Interesting. Not clear what it really does. The hardware is an oscilloscope probe on a 3-axis CNC mechanism. That's called a "flying probe", and you can buy one.[1]
Fine. But what does the AI do? It "ingests the project", but what does that mean?
Finding all the pins? That's a start. Using a SPICE model to figure out what should be on each pin, and checking? Now that would be impressive. Probably something in between.
The usual use for this sort of thing is that you probe a known-good board to find out what voltages and signals appear where, and then compare with newly manufactured boards. That's a common production check.
There's potential here. If the AI has some concept of what the board under test is doing, and can diagnose problems, that's quite useful.
I think the novel idea here is you jam some hardware together (whatever you like) that can do "physical real world" things with a well understood interface and then spin up Claude with access to it.
The way I'm thinking about it is, it's a _workflow_ innovation?
So you ask for data sheets for all the visible chips and get PDFs in an output directory with minimal user interaction except to flip the board, ask for a basic idea of connectivity, get a stitched high res surface image etc.... which of course are all currently possible, but you can do them potentially with very low effort. There doesn't have to be a _software stack_ ahead of time. You ask Claude to do the thing, it will figure out how to do it, write some code, pull in some OSS and make the thing happen. You can take this project's software or leave it.
You might say "tell me where you think the JTAG headers are" and it will come up with a workflow to do its best at that task (most likely with variable results...), but nonetheless this is not a thing you can ask of any commercial product I am aware of today. With probes, stuff can get interesting.
Of course experienced hardware & reverse engineers already can do all this stuff and have a plethora of workflows for it but I still think it's an interesting POC of a generalisable approach. You can take or leave this particular software stack. Also, the hardware barely matters, you can duct tape whatever to whatever.
It's lower level than that. "It will probe the approved targets and report back." It has enough smarts to find the pins, and maybe it can read the text labels on some ICs, but that's about it. That eliminates much drudgery, though. And probably the job of some tech who did that by hand.
From my understanding is you’d probe the board during different operations, process the results and deduct what signals are useful and traffic transmitting across the board (I.E private keys, what protocols are used, debug interfaces, firmware components, chip functions, etc).
I believe the standard production check is more like you check continuity between known nets, given that you're the manufacturer, you already know where they are exposed, and therefore you can perform those checks before adding any components. Post component checks are a lot more complicated because active components and passive components will modify the visible voltages and characteristics, often to the point where you won't have the same degree of physical insight.
I would assume once machines are set up that this is only really done if you're not confident of your manufacturing line for some reason (eg. maintenance, reconfiguration) or you are pushing limits somewhere, for example, particularly small vias or traces very close to the edge of the board.
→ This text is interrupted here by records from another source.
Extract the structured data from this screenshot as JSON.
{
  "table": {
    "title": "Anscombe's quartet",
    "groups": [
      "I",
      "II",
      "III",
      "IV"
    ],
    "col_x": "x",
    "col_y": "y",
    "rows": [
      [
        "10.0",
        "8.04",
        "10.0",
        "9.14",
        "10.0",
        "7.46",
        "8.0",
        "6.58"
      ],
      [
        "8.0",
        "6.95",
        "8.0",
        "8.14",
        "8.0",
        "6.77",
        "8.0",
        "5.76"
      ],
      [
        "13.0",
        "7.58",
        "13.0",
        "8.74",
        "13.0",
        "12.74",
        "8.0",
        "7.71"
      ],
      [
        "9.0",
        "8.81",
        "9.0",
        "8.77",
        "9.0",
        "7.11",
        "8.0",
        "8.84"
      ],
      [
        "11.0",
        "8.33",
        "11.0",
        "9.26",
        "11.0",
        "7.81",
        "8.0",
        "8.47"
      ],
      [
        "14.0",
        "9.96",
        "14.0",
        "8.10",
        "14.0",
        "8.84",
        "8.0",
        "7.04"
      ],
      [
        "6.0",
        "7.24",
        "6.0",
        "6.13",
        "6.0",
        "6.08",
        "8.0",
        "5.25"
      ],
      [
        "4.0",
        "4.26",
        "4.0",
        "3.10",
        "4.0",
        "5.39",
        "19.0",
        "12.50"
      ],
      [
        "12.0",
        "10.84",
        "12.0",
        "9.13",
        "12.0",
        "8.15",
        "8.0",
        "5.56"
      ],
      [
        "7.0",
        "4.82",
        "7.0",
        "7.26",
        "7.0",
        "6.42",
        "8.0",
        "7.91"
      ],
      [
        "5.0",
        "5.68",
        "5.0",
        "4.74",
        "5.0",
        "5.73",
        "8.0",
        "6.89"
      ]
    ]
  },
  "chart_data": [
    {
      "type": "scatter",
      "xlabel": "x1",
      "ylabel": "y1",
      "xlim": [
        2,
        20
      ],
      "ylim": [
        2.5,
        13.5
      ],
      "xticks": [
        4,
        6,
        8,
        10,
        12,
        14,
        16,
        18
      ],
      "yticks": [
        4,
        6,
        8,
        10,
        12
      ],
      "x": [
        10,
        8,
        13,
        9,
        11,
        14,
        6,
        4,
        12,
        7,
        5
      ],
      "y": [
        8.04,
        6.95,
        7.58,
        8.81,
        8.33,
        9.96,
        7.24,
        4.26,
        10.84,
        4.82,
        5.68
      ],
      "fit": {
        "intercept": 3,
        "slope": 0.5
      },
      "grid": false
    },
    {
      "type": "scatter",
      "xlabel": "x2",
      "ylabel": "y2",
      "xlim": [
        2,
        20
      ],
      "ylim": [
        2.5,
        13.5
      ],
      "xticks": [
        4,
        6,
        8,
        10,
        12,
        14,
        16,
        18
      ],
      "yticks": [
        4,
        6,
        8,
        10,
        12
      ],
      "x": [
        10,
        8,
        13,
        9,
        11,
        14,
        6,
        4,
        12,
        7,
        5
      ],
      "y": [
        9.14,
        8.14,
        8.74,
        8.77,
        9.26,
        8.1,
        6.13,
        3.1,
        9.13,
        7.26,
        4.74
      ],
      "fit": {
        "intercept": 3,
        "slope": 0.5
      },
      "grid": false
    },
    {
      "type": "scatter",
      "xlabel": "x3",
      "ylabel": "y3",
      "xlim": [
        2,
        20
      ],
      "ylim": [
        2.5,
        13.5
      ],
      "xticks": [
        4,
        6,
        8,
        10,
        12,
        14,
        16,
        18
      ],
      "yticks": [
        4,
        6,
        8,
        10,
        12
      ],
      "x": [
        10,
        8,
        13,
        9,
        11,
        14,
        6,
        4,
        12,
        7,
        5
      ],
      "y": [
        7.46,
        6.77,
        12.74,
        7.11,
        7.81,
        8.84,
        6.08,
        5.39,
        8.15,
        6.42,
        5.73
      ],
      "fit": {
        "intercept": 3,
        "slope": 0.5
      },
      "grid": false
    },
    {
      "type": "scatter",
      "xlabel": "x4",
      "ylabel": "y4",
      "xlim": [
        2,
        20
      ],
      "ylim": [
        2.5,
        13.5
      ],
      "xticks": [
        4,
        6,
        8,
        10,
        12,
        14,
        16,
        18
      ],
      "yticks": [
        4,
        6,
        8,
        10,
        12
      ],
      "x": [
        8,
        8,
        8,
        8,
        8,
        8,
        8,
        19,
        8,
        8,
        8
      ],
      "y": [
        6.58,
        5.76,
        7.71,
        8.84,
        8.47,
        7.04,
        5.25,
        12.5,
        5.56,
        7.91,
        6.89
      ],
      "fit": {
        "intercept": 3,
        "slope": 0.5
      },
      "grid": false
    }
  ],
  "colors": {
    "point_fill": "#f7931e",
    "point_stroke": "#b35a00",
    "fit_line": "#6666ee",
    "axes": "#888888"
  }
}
To make this useful, you would want two flying probes because otherwise it's not going to be telling you much you don't already know.
That's a blank board test. This is straightforward given the netlist and Gerber files.[1] It's just a continuity check between known points. Does not require AI.
It’s hard to imagine anyone wanting this to be real more than I do, but this is nowhere close to being ready to do actual work. Photographing real PCBs is hard, there is no fiducial maths, no actual probing is being done. It's just photos of a photo being piped into an agent. If it actually did what it claims, no reasonable person would exclude it from the demo video.
Cool demo, but letting an AI Agent drive a physical probe may have problems. AI is probabilistic, but hardware is precise. If the model miscalculates a pin's position by even 0.1mm, the probe may crush the board. I am curious how the author actually bridges the gap between the Agent’s 'guess' and the sub-millimeter precision needed to avoid damaging hardware?
It's both cool and a bit confusing. Is this an attempt to commoditize flying-probe testing for PCBs? An attempt to use LLMs to reverse-engineer circuits? Both?
It almost feels like it would benefit from being split into two projects. If I'm testing my own PCBs, I probably don't want an agent in charge, at least not routinely. There's just no reason for the added cost, complexity, or non-determinism. And if I'm reversing someone else's design, then going through the effort of building an auto-prober seems like an overkill, especially since a single probe is seldom enough. Even the simplest serial interface will often have one line for clock and another for data, so you're gonna be manually making connections either way.
I figured this was some kind of home-grown prosthetic arm whose wearer could, using AI, draw any artwork online, speak ASL, perform minor surgery on themselves and so much more so long as their supply of tokens lasted.
Perhaps a smidge disappointed when I had a look and discovered it wasn't that :)
Maybe put the probe on a spring loaded linear sensor, and move down until it hits a target offset (could just be read by a simple flag in an optical sensor)-- resulting in hitting a constant target force.
Wow that's nuts. What a great idea! I wonder how much of this the commercial flying probe machines can do already. Pretty cool to be able to have this on a home scale.